A votação resultou em 270 votos favoráveis, 217 contrários e uma abstenção. Entre os 12 deputados federais da Paraíba, apenas Cabo Gilberto Silva (PL) votou contra a medida. O projeto segue agora para análise no Senado Federal.
O relator Damião Feliciano destacou que o aumento de 18 cadeiras representa um acréscimo de apenas 3,5% no total de parlamentares, enquanto a população brasileira cresceu mais de 40% nos últimos 40 anos. Ele também ressaltou que, sem a aprovação da proposta, estados como a Paraíba poderiam perder cadeiras na Câmara e, consequentemente, recursos federais estimados em R$ 120 milhões anuais.
O impacto financeiro da criação das novas vagas é estimado em R$ 64,6 milhões por ano. Segundo a Direção-Geral da Câmara, o orçamento da Casa já comporta essa despesa adicional, especialmente a partir de 2027, quando a nova composição entrará em vigor.

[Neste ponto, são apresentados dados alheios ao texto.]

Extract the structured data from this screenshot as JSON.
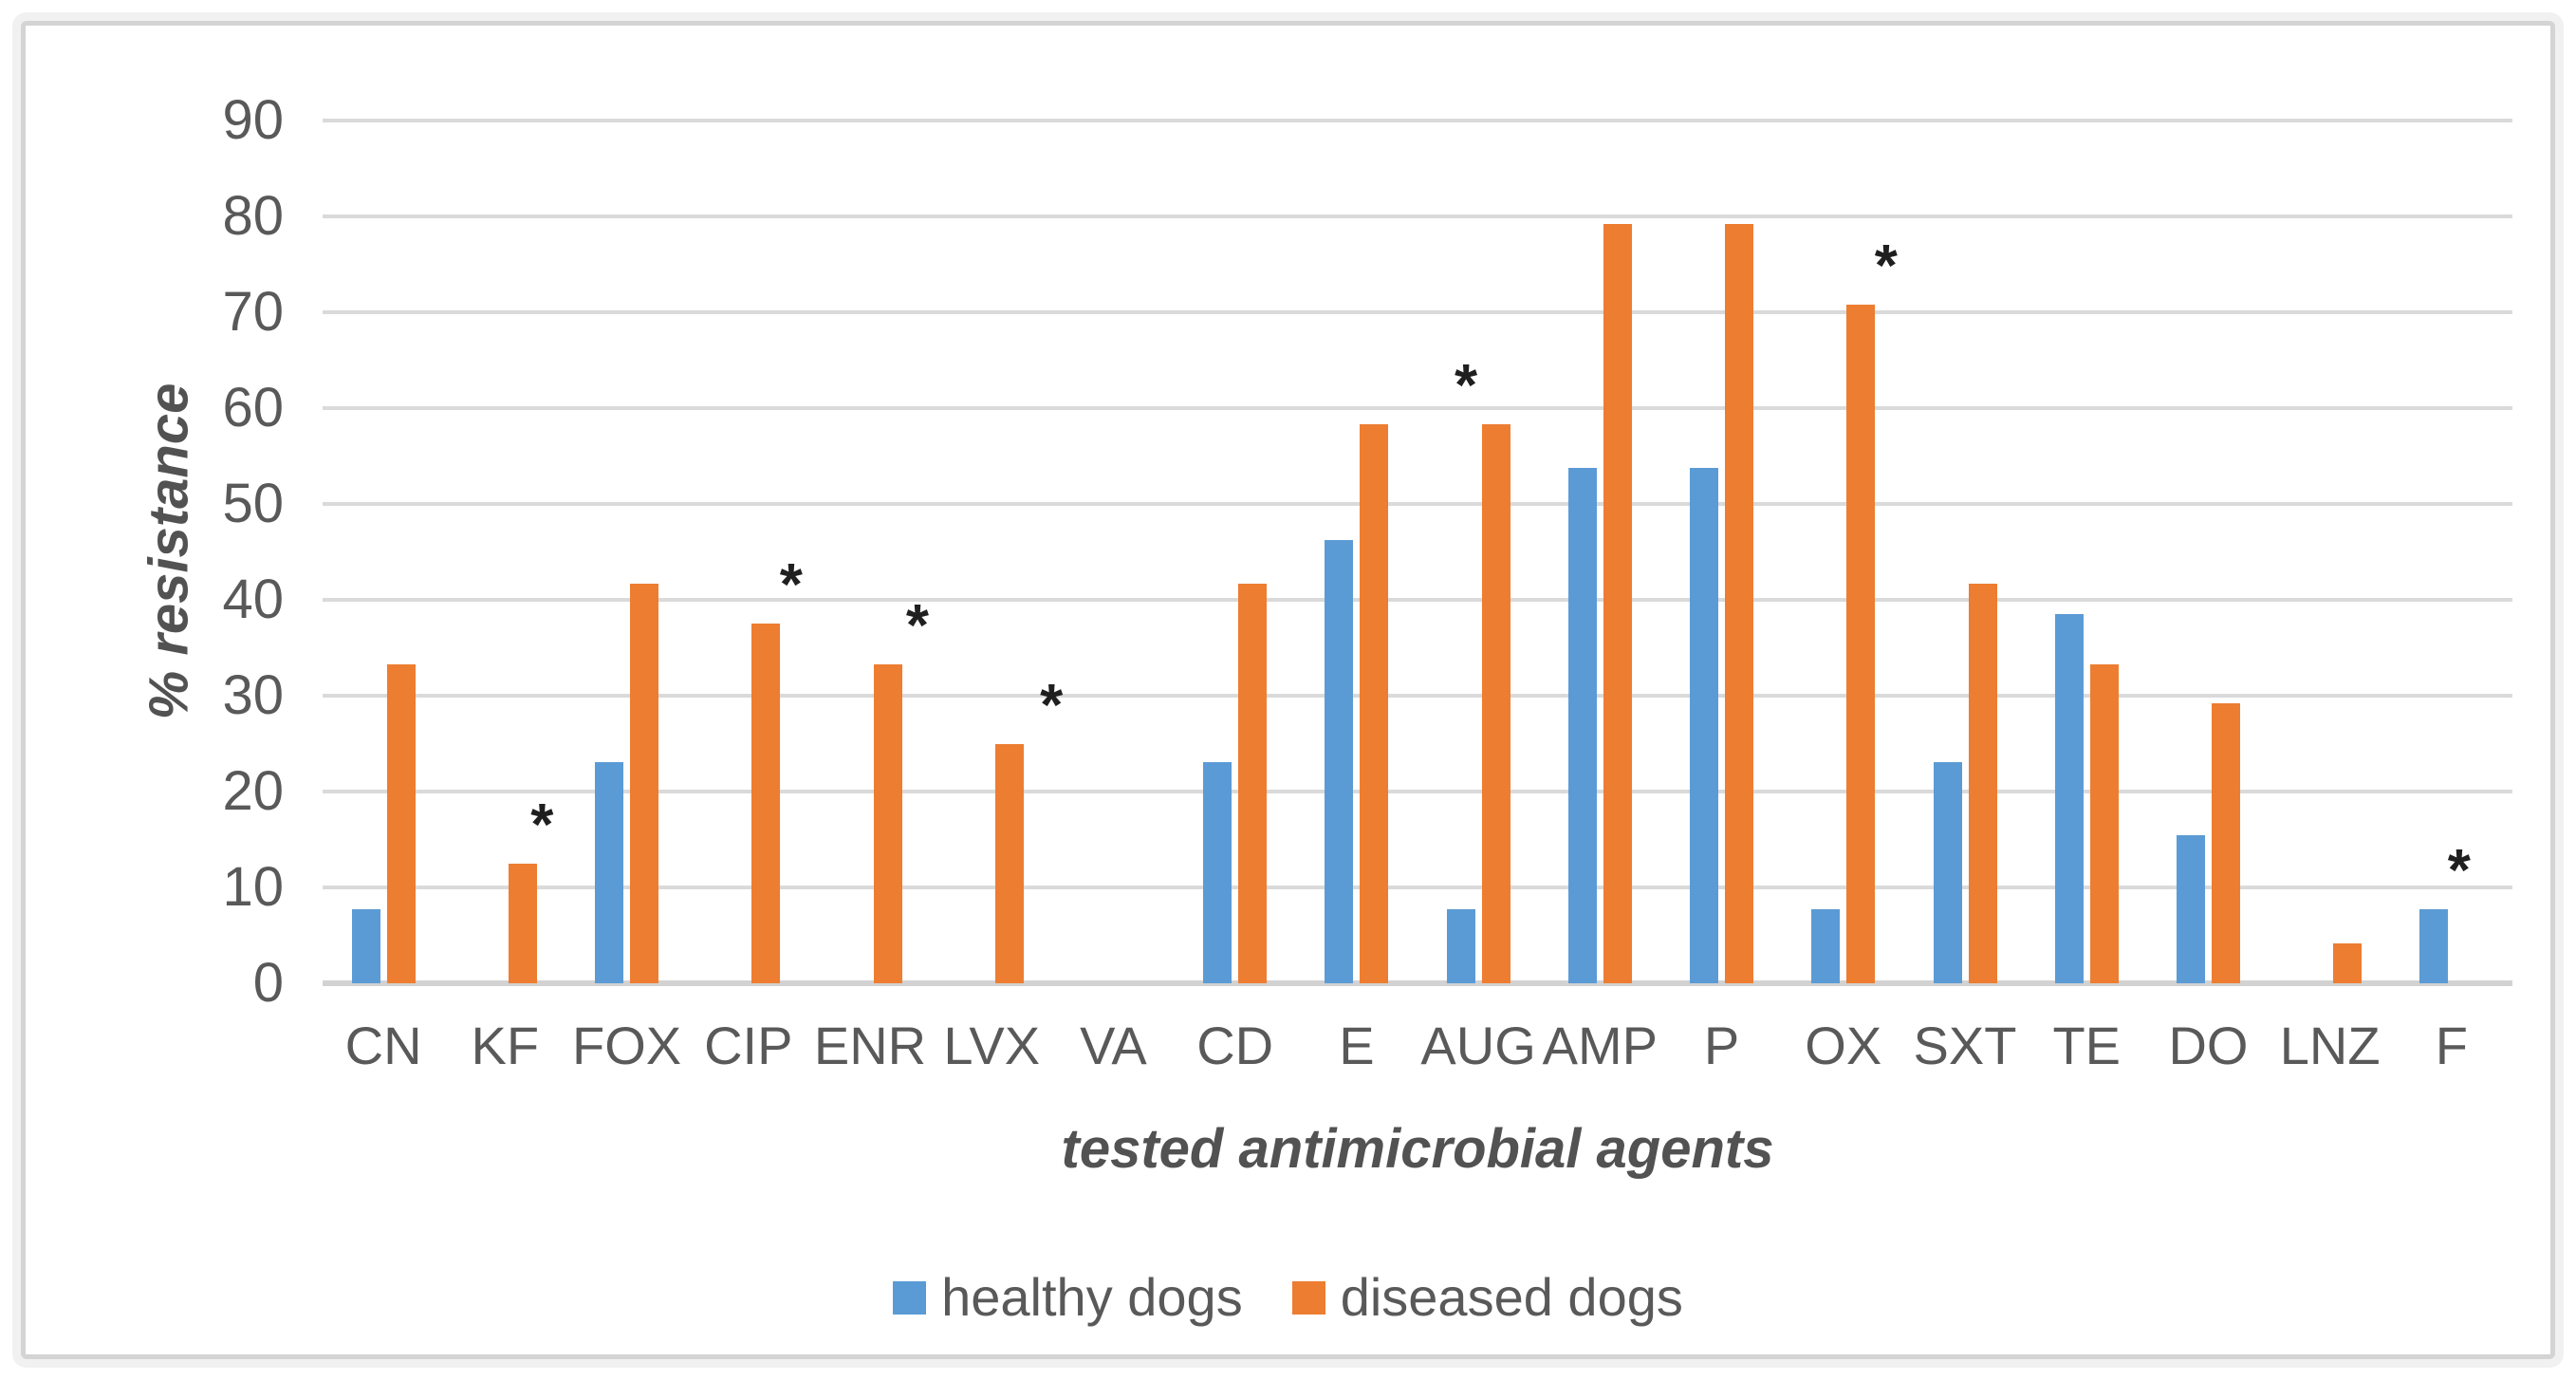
{
  "chart_data": {
    "type": "bar",
    "title": "",
    "xlabel": "tested antimicrobial agents",
    "ylabel": "% resistance",
    "ylim": [
      0,
      90
    ],
    "ytick_step": 10,
    "yticks": [
      90,
      80,
      70,
      60,
      50,
      40,
      30,
      20,
      10,
      0
    ],
    "grid": true,
    "legend_position": "bottom",
    "categories": [
      "CN",
      "KF",
      "FOX",
      "CIP",
      "ENR",
      "LVX",
      "VA",
      "CD",
      "E",
      "AUG",
      "AMP",
      "P",
      "OX",
      "SXT",
      "TE",
      "DO",
      "LNZ",
      "F"
    ],
    "series": [
      {
        "name": "healthy dogs",
        "color": "#5B9BD5",
        "values": [
          7.7,
          0,
          23.1,
          0,
          0,
          0,
          0,
          23.1,
          46.2,
          7.7,
          53.8,
          53.8,
          7.7,
          23.1,
          38.5,
          15.4,
          0,
          7.7
        ]
      },
      {
        "name": "diseased dogs",
        "color": "#ED7D31",
        "values": [
          33.3,
          12.5,
          41.7,
          37.5,
          33.3,
          25,
          0,
          41.7,
          58.3,
          58.3,
          79.2,
          79.2,
          70.8,
          41.7,
          33.3,
          29.2,
          4.2,
          0
        ]
      }
    ],
    "significance_markers": {
      "symbol": "*",
      "annotations": [
        {
          "category": "KF",
          "dx": 39
        },
        {
          "category": "CIP",
          "dx": 45
        },
        {
          "category": "ENR",
          "dx": 50
        },
        {
          "category": "LVX",
          "dx": 63
        },
        {
          "category": "AUG",
          "dx": -13
        },
        {
          "category": "OX",
          "dx": 45
        },
        {
          "category": "F",
          "dx": 8
        }
      ]
    }
  },
  "legend": {
    "items": [
      {
        "label": "healthy dogs",
        "color": "#5B9BD5"
      },
      {
        "label": "diseased dogs",
        "color": "#ED7D31"
      }
    ]
  },
  "colors": {
    "gridline": "#dadada",
    "axis_line": "#d2d2d2",
    "tick_text": "#595959",
    "axis_title_text": "#525252",
    "marker_text": "#1f1f1f",
    "frame_border": "#d4d4d4",
    "frame_glow": "#f1f1f1",
    "background": "#ffffff"
  }
}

O projeto aprovado também estabelece que futuras atualizações no número de cadeiras deverão ser baseadas exclusivamente em dados do Censo, auditados pelo Tribunal de Contas da União (TCU). Pesquisas amostrais ou estimativas não oficiais não poderão ser utilizadas para esse fim. Além disso, governos estaduais ou partidos políticos poderão questionar judicialmente os resultados caso identifiquem inconsistências.
A proposta mantém as limitações constitucionais de que nenhum estado pode ter menos de oito deputados e que o estado mais populoso — atualmente São Paulo — deve ter, no máximo, 70 cadeiras. A redistribuição futura seguirá critérios semelhantes ao cálculo do quociente eleitoral.
Votação da bancada paraibana:
- A favor: Aguinaldo Ribeiro (PP), Damião Feliciano (União), Gervásio Maia (PSB), Hugo Motta (Republicanos), Julian Lemos (PSD), Mersinho Lucena (Progressistas), Murilo Galdino (Republicanos), Pedro Cunha Lima (PSDB), Ruy Carneiro (Podemos), Wellington Roberto (PL), Wilson Santiago (Republicanos)
- Contra: Cabo Gilberto Silva (PL)
A proposta agora aguarda deliberação no Senado, com expectativa de votação antes do prazo estipulado pelo STF, que é 30 de junho. Caso não seja aprovada até essa data, caberá ao Tribunal Superior Eleitoral (TSE) realizar a redistribuição das vagas conforme os dados do Censo de 2022.